As women, we feel we have to be accessible to our loved ones 24/7.  Like a minuteman of the American Revolution, we are poised and ready to fix, find, take, make, or do whatever is needed to resolve any crisis, big or small. 
‘Mom, where are my pants?’  ‘Honey, can you fix this button?’  ‘I need this, now?’  ‘ I forgot to tell you, I have to be there by 2.’
We’re pushed and pulled like taffy on a table.  Stretch, fold, then turn and repeat.
At what point do we say  ‘No!’ ?  ‘My needs must be met, too.  My time is of value, and so am I.’ ‘ It’s my turn to have this found, that fixed, a favorite meal, and a big surprise.’  I am not selfish for wanting this.  I am human.  And, I have needs, too.
Some of us are smarter than others, having learned balance and boundaries at a very young age.
Others may allow themselves Mother’s Day, if there are children involved.  I didn’t have the skills necessary to carry off either of these.  I gave my family  ‘a pass’ even on Mother’s Day and my birthday.  I didn’t want them to be inconvenienced or to go to any trouble. I didn’t want them to spend their valuable money on me, when it could be better spent on themselves.
What a goof I was!  I really missed the whole point.  Now that I have blossomed into a bodacious, bold woman I demand that they treat me like a queen (or maybe a minor princess, or a lady -in-waiting...what do you want?  I’m new at this).  But, more important, I demand to be treated like a queen by me.  I Am royalty to this family.  I protected them, and their ‘land’ like any good sovereign should.  I saw that their lives were full, rewarding and safe.  I created Super Kid Day, celebrated half birthdays, and invented Sundae Sunday - a holiday in July with a gaudy tree, small gifts, and ice cream as the only dish for dinner.
I did it all for them so that they would feel honored, acknowledged and ever sooo special.  I created a childhood filled with demonstrations of how fantastically important they were to me.  And, I’d do it all again, in a heartbeat, if I could.  I taught them that they were loved and respected, not because of the gifts ( because there were never very many) but through my thoughts, words and deeds.

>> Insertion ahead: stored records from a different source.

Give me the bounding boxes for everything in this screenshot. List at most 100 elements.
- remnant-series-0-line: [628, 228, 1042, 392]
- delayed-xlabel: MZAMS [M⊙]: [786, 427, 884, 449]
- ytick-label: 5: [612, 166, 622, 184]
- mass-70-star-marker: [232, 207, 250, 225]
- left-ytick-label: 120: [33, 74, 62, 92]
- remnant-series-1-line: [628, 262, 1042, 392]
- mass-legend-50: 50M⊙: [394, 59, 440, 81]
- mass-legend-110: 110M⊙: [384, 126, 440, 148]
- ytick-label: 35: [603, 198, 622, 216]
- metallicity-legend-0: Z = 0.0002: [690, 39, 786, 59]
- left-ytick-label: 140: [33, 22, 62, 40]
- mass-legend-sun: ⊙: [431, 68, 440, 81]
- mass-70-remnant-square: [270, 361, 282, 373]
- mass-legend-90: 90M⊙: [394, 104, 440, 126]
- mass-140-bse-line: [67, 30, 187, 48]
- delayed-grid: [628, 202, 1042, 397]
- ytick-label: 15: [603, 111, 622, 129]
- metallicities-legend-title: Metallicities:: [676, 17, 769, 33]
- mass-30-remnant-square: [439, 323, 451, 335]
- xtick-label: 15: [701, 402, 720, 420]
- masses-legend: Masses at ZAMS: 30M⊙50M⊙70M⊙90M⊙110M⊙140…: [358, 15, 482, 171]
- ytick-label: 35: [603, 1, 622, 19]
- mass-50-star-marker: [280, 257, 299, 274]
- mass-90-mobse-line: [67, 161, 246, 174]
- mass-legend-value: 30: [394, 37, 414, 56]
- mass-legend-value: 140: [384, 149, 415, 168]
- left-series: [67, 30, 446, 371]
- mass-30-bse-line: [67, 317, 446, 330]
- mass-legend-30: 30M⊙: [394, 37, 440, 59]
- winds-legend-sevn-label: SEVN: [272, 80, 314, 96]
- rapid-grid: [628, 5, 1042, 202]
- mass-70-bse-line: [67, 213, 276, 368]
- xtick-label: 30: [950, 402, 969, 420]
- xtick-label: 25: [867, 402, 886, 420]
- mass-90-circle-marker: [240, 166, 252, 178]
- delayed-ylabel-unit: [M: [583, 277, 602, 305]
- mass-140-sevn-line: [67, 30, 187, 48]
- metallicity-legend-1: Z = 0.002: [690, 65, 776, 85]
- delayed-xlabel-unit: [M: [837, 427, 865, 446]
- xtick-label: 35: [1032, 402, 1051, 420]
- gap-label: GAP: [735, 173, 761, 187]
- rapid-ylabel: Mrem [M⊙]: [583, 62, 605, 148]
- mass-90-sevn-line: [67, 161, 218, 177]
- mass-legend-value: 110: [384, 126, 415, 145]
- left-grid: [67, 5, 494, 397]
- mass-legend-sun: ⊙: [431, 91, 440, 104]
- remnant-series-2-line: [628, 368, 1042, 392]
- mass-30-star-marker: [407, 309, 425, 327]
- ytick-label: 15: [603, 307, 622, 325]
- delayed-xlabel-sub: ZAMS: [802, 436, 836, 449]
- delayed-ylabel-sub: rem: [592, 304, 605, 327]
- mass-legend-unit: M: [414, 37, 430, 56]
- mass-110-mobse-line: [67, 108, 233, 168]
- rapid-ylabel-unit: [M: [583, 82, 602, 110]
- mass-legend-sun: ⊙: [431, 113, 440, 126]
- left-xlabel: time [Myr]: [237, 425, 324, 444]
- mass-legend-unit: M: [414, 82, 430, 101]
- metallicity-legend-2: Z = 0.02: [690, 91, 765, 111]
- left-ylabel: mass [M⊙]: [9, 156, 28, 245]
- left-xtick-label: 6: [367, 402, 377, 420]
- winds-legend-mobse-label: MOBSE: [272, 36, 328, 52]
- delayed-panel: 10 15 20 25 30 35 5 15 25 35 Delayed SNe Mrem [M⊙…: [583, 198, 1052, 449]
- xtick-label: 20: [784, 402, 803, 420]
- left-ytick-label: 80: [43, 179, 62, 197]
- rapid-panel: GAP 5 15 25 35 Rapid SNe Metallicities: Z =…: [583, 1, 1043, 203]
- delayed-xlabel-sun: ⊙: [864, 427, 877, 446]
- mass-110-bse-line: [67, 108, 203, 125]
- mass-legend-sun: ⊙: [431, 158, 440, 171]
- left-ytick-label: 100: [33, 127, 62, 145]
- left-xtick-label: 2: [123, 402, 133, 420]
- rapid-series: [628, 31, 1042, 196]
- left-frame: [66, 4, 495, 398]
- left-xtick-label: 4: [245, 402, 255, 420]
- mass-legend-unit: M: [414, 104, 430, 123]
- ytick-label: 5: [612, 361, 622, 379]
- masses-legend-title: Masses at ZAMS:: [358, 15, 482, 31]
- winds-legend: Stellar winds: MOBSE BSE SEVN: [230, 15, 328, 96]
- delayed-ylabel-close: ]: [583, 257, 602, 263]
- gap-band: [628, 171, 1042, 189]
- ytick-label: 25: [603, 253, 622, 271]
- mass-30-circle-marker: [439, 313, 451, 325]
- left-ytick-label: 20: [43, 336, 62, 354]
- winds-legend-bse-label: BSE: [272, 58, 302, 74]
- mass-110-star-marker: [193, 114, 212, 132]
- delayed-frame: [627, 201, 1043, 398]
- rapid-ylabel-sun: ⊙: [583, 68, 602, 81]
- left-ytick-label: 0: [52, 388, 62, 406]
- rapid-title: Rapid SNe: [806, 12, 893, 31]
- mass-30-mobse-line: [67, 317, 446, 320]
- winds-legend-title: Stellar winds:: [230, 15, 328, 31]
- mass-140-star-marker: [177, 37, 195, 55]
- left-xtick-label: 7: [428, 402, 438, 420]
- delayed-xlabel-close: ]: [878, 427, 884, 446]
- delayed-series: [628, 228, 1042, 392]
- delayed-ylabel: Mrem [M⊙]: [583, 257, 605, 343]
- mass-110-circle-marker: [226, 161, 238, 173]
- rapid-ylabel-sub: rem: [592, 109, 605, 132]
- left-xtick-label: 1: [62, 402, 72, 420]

What I forgot to teach them, because I didn’t feel worthy, is that I am important, too.  I failed to provide them with the most basic fundamentals of honoring an individual. The value of self love and self worth.  I rarely demonstrated that my needs were important, or demanded that I be put first.  I never said  ‘I have to be here.’  ‘I need to go now.’ ‘ I’ll help you when I’m done.’  I failed to show them that if you can’t love and honor yourself, all the gifts and cake in the world just becomes stuff.
I realize now that I deserve to have a day in honor of my devotion and valuable years of service.  I deserve to carve out special time just for me, that includes bubble bathes, candlelight, a juicy book and chocolate cake.  I can put myself first every now and then because it’s healthy and right for all concerned.  
I don’t have to wait for Mother’s Day, or my birthday.  I can celebrate ME every damn day of my life.  I can love myself this morning, at lunch, and twice before bed!  I can honor my beauty, creativity, sensitivity, and kind heart.
No one will know how special I am, until I show them by honoring myself.  I am my biggest fan.  And, that’s as it should be.  In fact, I’m feeling a party coming on, right now.   It must be time to celebrate me, again.